The Pakistan People's Party Parliamentarians, a group hastily crafted to circumvent possible disqualification of the Benazir Bhutto-led PPP, presented its registration papers to the election commission (EC) here yesterday for the general elections in October.
The group was launched on Monday on the advice of Benazir, PPP chairperson and former prime minister, who stands barred from political office or taking part in the elections under a law enforced by the military government.
Makhdoom Amin Fahim, a senior PPP leader from southern Sindh province, was elected to lead the party's sister political entity. Raja Pervez Ashraf, a junior PPP leader, was elected secretary general.
"We founded this PPPP to contest the elections as we never wanted to leave the field open for anybody else," Ashraf told reporters after submitting the papers along with Fahim at the election commission.
"We still derive our strength from our great leader Mohtarma Benazir Bhutto," he said.
Ashraf boasted that the PPP was the single largest party with support at the grassroots level. It had the strength to win the forthcoming vote and form the next civilian government, he said.
Parties began registering with the election commission on Monday after holding fresh internal polls, mandatory under new laws brought in by Pakistan's military ruler, President Pervez Musharraf.
The laws require parties to submit internal poll results, financial records and manifestoes to the commission for scrutiny by August 12.
The commission will decide which parties can be registered to contest the elections. The PPP re-elected Benazir as its president unopposed when it held intra-party elections late last month.
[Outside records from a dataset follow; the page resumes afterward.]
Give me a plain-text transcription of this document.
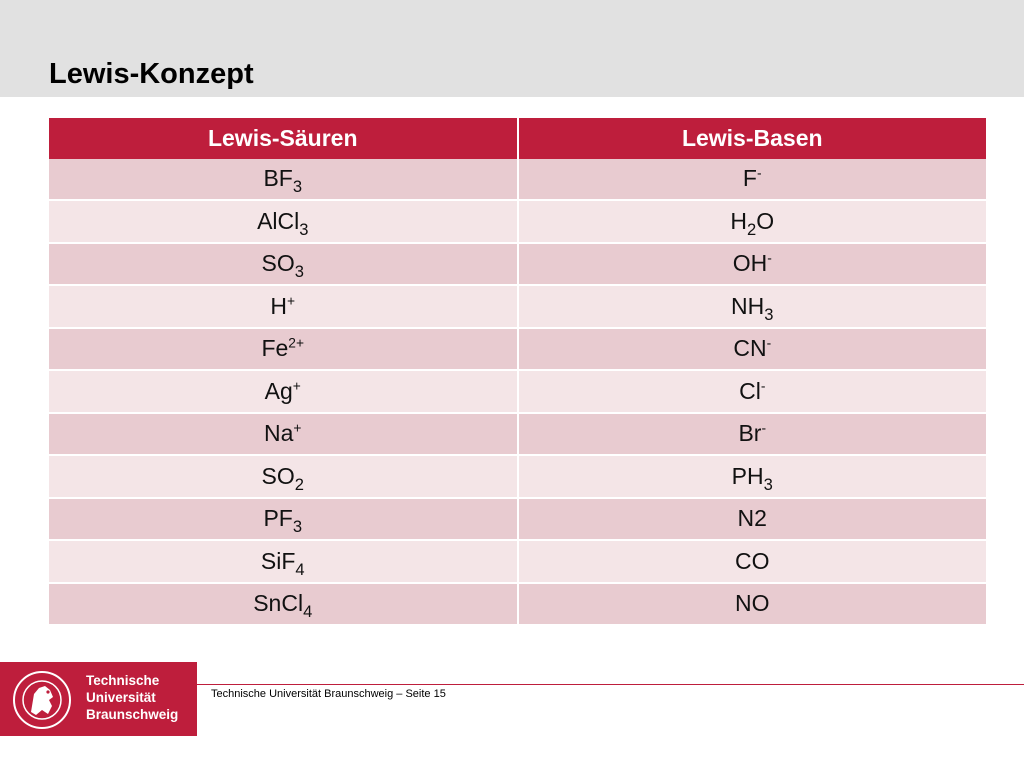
Lewis-Konzept
Lewis-Säuren	Lewis-Basen
$BF_3$	F-
AlCl$_3$	$H_2O$
$SO_3$	OH-
H+	$NH_3$
$Fe^{2+}$	CN-
Ag+	Cl-
Na+	Br-
$SO_2$	$PH_3$
$PF_3$	N2
SiF$_4$	CO
SnCl$_4$	NO
Technische
Universität
Braunschweig
Technische Universität Braunschweig – Seite 15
But prudence overcame defiance, leading to the formation of the PPPP as a separate group in a bid to fend off the threat of losing the chance to contest the coming polls.
Benazir, who has been living in self exile in London since April 1998, was hit by a law promulgated on August 2 that barred convicts and absconders from political party office and the electoral process.
She was convicted twice and sentenced to jail by accountability courts this year for failing to appear before it to answer charges in corruption cases pending against her.